Question

To study the effect of temperature on yield in a chemical process, five batches were produced at each of three temperature levels. The results follow.

Temperature
50°C	60°C	70°C
35	31	22
25	31	29
35	33	29
39	23	29
26	27	36

Construct an analysis of variance table. (Round your values for MSE and F to two decimal places, and your p-value to four decimal places.)

Source of Variation	Sum of Squares	Degrees of Freedom	Mean Square	F	p-value
Treatments	?	?	?	?	?
Error	?	?	?
Total	?	?

Use a 0.05 level of significance to test whether the temperature level has an effect on the mean yield of the process.

State the null and alternative hypotheses.

H₀: μ_50°C ≠ μ_60°C ≠ μ_70°C
H_a: μ_50°C = μ_60°C = μ_70°C

H₀: μ_50°C = μ_60°C = μ_70°C
H_a: Not all the population means are equal.    

H₀: At least two of the population means are equal.
H_a: At least two of the population means are different.

H₀: μ_50°C = μ_60°C = μ_70°C
H_a: μ_50°C ≠ μ_60°C ≠ μ_70°C

H₀: Not all the population means are equal.
H_a: μ_50°C = μ_60°C = μ_70°C

Find the value of the test statistic. (Round your answer to two decimal places.)

t stat =

Find the p-value. (Round your answer to four decimal places.)

p-value =

State your conclusion.

Reject H₀. There is not sufficient evidence to conclude that the mean yields for the three temperatures are not equal.

Do not reject H₀. There is sufficient evidence to conclude that the mean yields for the three temperatures are not equal.    

Reject H₀. There is sufficient evidence to conclude that the mean yields for the three temperatures are not equal.

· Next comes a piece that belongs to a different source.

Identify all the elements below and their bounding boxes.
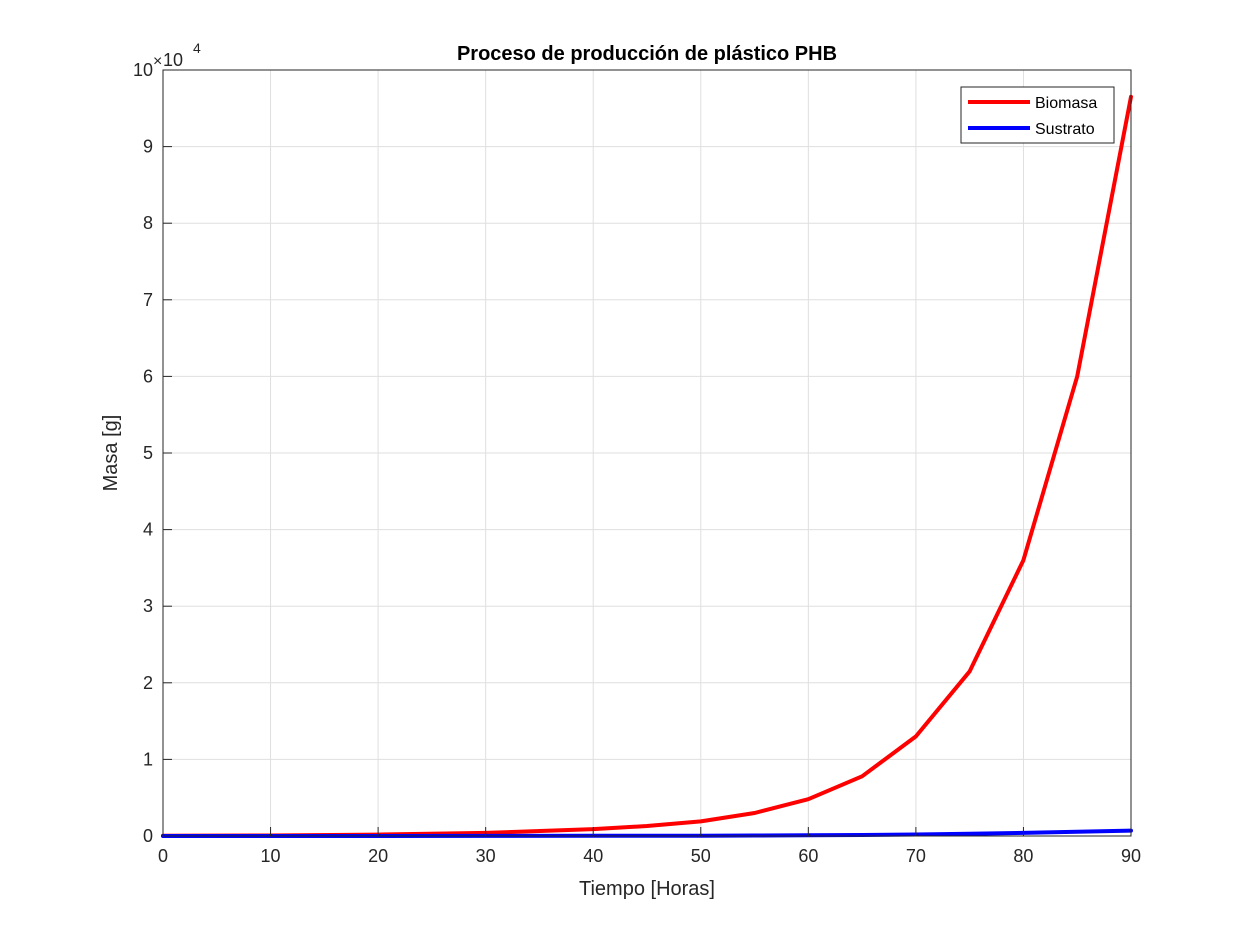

Do not reject H₀. There is not sufficient evidence to conclude that the mean yields for the three temperatures are not equal.

Answer 1

one way anova-

treatment	50°C	60°C	70°C
count, ni =	5	5	5
mean , x̅ i =	32.000	29.00	29.000
std. dev., si =	6.164	4.000	4.950
sample variances, si^2 =	38.000	16.000	24.500
total sum	160	145	145		450	(grand sum)
grand mean , x̅̅ =	Σni*x̅i/Σni =				30.00
square of deviation of sample mean from grand mean,( x̅ - x̅̅)²	4.000	1.000	1.000
					TOTAL
SS(between)= SSB = Σn( x̅ - x̅̅)² =	20.000	5.000	5.000		30
SS(within ) = SSW = Σ(n-1)s² =	152.000	64.000	98.000		314.000

no. of treatment , k =   3
df between = k-1 =    2
N = Σn =   15
df within = N-k =   12
  
mean square between groups , MSB = SSB/k-1 =    15.0000
  
mean square within groups , MSW = SSW/N-k =    26.1667
  
F-stat = MSB/MSW =    0.5732

anova table
	SS	df	MS	F	p-value	F-critical
treatments	30.00	2	15.00	0.57	0.5784	3.885
error	314.00	12	26.17
Total:	344.00	14
					α =	0.05

H₀: μ_50°C = μ_60°C = μ_70°C
H_a: Not all the population means are equal.

test stat = 0.57

p value=0.5784

Do not reject H₀. There is not sufficient evidence to conclude that the mean yields for the three temperatures are not equal.